Masalah di sini adalah tentang keseimbangan
yang tepat terhadap hak-hak dan kewajiban dari semua elemen dalam masyarakat,
pemerintah, dan individu-individu yang sama. Organisasi regional maupun
internasional harus memiliki ruang untuk mendukung upaya masyarakat untuk
mencapai beragam tingkat human security
baik itu nasional, regional, dan internasional. Ini tidak dapat dipisahkan
dalam dunia kontemporer.
Human
security tidak hanya
menjadi tanggung jawab pemerintah, seperti anggapan tanggung jawab untuk
melindungi, meskipun pemerintah merupakan badan utama untuk melindungi keamanan
rakyat. Masyarakat juga memainkan peran penting dalam mencapai keamanan. Namun,
tanggung jawab orang dan masyarakat harus diatasi juga. Masyarakat seharusnya
untuk menilai ancaman mereka dan kadang-kadang perlu untuk meminta perlindungan
dari negara.

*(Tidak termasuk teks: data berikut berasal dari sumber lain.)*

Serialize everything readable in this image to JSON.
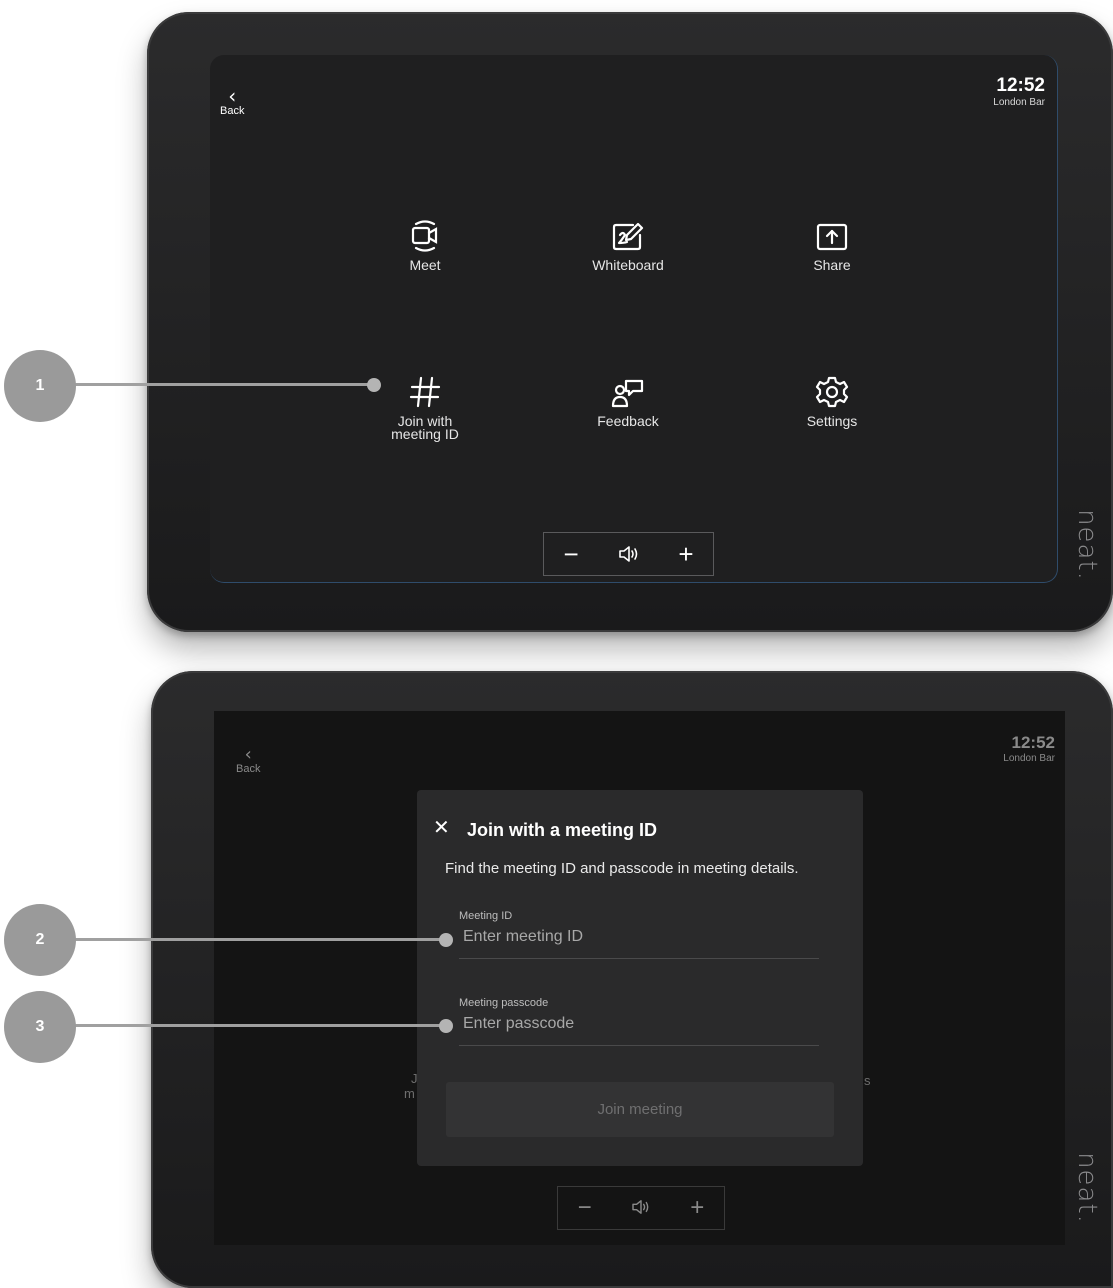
{
  "brand": "neat.",
  "screen1": {
    "back_label": "Back",
    "time": "12:52",
    "location": "London Bar",
    "tiles": [
      {
        "label": "Meet",
        "icon": "video-camera-icon"
      },
      {
        "label": "Whiteboard",
        "icon": "whiteboard-pen-icon"
      },
      {
        "label": "Share",
        "icon": "share-upload-icon"
      },
      {
        "label": "Join with\nmeeting ID",
        "icon": "hash-icon"
      },
      {
        "label": "Feedback",
        "icon": "feedback-icon"
      },
      {
        "label": "Settings",
        "icon": "gear-icon"
      }
    ],
    "volume": {
      "minus": "−",
      "speaker": "speaker-icon",
      "plus": "+"
    }
  },
  "screen2": {
    "back_label": "Back",
    "time": "12:52",
    "location": "London Bar",
    "dialog": {
      "title": "Join with a meeting ID",
      "subtitle": "Find the meeting ID and passcode in meeting details.",
      "meeting_id_label": "Meeting ID",
      "meeting_id_placeholder": "Enter meeting ID",
      "passcode_label": "Meeting passcode",
      "passcode_placeholder": "Enter passcode",
      "join_button": "Join meeting"
    },
    "background_partial": {
      "left_1": "J",
      "left_2": "m",
      "right_1": "s"
    },
    "volume": {
      "minus": "−",
      "speaker": "speaker-icon",
      "plus": "+"
    }
  },
  "callouts": [
    "1",
    "2",
    "3"
  ]
}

Tanggung jawab orang dan masyarakat-untuk mengenali ancaman dan mencari
langkah-langkah yang diperlukan untuk menangani mereka – menentukan apakah
masyarakat dapat memiliki mekanisme perlindungan fungsional ketika muncul
ancaman.
Pertimbangan ini menunjukkan bahwa keamanan
manusia adalah tentang apa yang dimiliki masyarakat dan kualitas masyarakat
yang ditentukan oleh anggota masyarakat, negara dan orang-orang yang sama, yang
bertanggung jawab untuk itu. Human security, kemudian, tergantung hanya pada
kualitas negara tetapi juga kualitas anggota-apakah atau tidak anggota masyarakat
prihatin dengan keamanan individu dan tindakan untuk mencapainya. Setiap orang
harus mengenal keselamatan yang orang lainnya, serta keamanan sendiri, dalam
masyarakat ia milik, yang memungkinkan anggota masyarakat untuk mencegah,
bereaksi, dan mencari bantuan, ketika diperlukan, untuk menangani ancaman
keamanan muncul atau aktual. Sementara kualitas negara memiliki efek yang
signifikan dan menentukan dalam mencapai keamanan manusia, kualitas anggota
sama pentingnya ketika mencari cara mengubah struktur sosial yang tidak adil
dan mempertahankan perubahan positif. Utilitas konsep keamanan manusia dalam
masyarakat Asia Tenggara dalam praktek tergantung pada apakah atau tidak fokus
strategis upaya untuk mencapainya dapat melampaui kerangka.
[1] Deklarasi Concord 1976 atau
biasa dikenal dengan Bali Concord 1
merupakan kesepakatan kerjasama dengan negara-negara anggota yang
meliputi aspek politik, keamanan, ekonomi, oerdagangan, pariwisata dan lainnya.